Sinn Fein leader meets with NYC transit workers

NEW YORK — Gerry Adams, member of parliament from Northern Ireland and the president of Sinn Fein, the political party of the Irish republican movement, addressed a capacity crowd of trade unionists and guests at a local union hall here March 14. Having been escorted into the hall by the kilted pipers of Transit Workers Union Local 100’s “Transit Pride” band, Adams was greeted by a thunderous ovation.

The occasion of Adams’ visit was Local 100’s annual “Quill–Connolly” commemoration, which celebrates both the life of the famous socialist and Irish republican leader James Connolly and the life of legendary TWU leader Mike Quill.

In introductory remarks, Roger Toussaint, president of Local 100, noted that Connolly’s writings are studied all over the world. He recalled reading Connolly as a young man in his native Trinidad. Toussaint said that he and Connolly “both came from small islands that had spent too much time under British imperialism.”

Among the other labor leaders on hand were AFL-CIO President John Sweeney, New York State Federation of Labor President Dennis Hughes and NYC Patrolmen’s Benevolent Association President Pat Lynch.

Labor historian Josh Freeman put the event in historical context, pointing out that James Connolly saw the connection between the Irish freedom struggle, union struggles and the struggle for socialism. Freeman said that Mike Quill shared this broader view.

Adams thanked the crowd for the warm greeting saying that he was delighted to be a guest of TWU and felt very much at home speaking before a group of trade union friends. Adams said that, like Quill and TWU, Connolly had a broad vision, seeing beyond pay and working conditions.

Adams recalled the years that Connolly had spent in the U.S. as a union organizer, eventually returning to Belfast to organize and lead the Irish Transport and General Workers Union. He also founded the “Irish Citizen Army” in 1914. For a time, he united Protestant and Catholic workers in a powerful movement.

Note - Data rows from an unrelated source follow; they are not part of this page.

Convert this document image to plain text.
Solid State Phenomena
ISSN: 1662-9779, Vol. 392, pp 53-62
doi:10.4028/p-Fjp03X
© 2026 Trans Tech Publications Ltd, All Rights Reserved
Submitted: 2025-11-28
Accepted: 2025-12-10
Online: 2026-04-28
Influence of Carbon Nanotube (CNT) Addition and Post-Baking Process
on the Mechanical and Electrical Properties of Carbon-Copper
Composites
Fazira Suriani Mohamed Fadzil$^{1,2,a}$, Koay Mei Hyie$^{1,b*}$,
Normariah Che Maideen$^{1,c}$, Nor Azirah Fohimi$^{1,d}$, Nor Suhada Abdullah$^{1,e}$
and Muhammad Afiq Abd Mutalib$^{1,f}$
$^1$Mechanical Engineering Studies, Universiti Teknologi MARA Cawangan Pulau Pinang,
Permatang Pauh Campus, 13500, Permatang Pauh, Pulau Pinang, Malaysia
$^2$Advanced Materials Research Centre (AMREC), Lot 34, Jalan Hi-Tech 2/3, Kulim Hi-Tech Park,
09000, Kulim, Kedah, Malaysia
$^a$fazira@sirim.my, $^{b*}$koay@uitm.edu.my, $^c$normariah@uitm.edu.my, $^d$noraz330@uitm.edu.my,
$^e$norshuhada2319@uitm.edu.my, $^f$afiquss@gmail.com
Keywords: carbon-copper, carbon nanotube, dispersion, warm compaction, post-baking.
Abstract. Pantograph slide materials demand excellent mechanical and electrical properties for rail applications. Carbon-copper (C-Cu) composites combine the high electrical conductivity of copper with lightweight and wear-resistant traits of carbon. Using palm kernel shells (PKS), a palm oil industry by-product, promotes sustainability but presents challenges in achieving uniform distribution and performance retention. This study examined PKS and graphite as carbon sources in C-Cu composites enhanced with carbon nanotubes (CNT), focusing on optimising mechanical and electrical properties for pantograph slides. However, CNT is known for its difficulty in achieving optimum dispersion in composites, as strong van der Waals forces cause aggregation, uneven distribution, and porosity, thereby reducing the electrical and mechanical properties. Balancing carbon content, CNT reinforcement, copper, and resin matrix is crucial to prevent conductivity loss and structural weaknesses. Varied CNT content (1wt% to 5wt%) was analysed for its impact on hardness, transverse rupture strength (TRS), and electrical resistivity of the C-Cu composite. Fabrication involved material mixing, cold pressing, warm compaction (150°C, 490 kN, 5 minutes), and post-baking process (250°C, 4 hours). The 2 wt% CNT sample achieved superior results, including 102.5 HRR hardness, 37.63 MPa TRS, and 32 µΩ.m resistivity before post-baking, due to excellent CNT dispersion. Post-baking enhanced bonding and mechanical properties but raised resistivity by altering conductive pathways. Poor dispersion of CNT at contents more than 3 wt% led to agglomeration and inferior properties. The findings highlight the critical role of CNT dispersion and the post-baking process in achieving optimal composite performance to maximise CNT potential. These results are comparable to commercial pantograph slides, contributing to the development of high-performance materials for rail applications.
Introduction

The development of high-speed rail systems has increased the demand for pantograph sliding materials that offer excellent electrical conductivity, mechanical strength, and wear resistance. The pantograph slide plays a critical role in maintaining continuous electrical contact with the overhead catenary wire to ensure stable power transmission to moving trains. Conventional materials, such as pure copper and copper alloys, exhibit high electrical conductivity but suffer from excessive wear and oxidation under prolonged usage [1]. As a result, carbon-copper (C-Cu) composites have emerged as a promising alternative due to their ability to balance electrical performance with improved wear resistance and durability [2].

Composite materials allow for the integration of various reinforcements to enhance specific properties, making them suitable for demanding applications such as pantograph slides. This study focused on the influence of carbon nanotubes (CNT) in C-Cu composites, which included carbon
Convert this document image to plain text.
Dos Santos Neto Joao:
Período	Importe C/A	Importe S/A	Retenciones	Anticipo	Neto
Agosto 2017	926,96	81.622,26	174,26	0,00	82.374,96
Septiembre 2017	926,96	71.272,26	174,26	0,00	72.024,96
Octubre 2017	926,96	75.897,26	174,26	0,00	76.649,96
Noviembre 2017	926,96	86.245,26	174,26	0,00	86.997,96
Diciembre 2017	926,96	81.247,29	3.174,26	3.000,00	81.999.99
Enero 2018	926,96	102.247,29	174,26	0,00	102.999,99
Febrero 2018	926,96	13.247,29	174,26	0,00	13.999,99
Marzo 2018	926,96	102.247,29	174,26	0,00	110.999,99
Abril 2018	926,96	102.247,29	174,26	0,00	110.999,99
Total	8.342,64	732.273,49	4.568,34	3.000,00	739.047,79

Adams also commented on Connolly’s dedication to the cause of women’s equality. Connolly was deeply struck by the conditions of Irish working women, and what he came to see as their double oppression. Connolly called these women “the slaves of slaves.”

Connolly was later to lead the Citizen Army into the Dublin General Post Office during the 1916 Easter uprising. Adams asked his audience to read the “Proclamation” issued by the Irish rebels on that day, pointing out that although it was issued some 90 years ago, it called upon men and women to participate as equal partners in the Irish freedom struggle.

When the rebellion failed, Connolly and other leaders were called criminals. Adams compared the attacks and slanders directed at Connolly and the other Irish patriots to the vitriol currently being heaped on Sinn Fein and the Irish Republican Army.

When you are fighting for equality there are always elements that will resist you, Adams said. He believes that the present difficulties will be overcome and the Irish people will go forward to freedom and to peace, and, without apology, to build the type of society that Connolly and Quill fought for.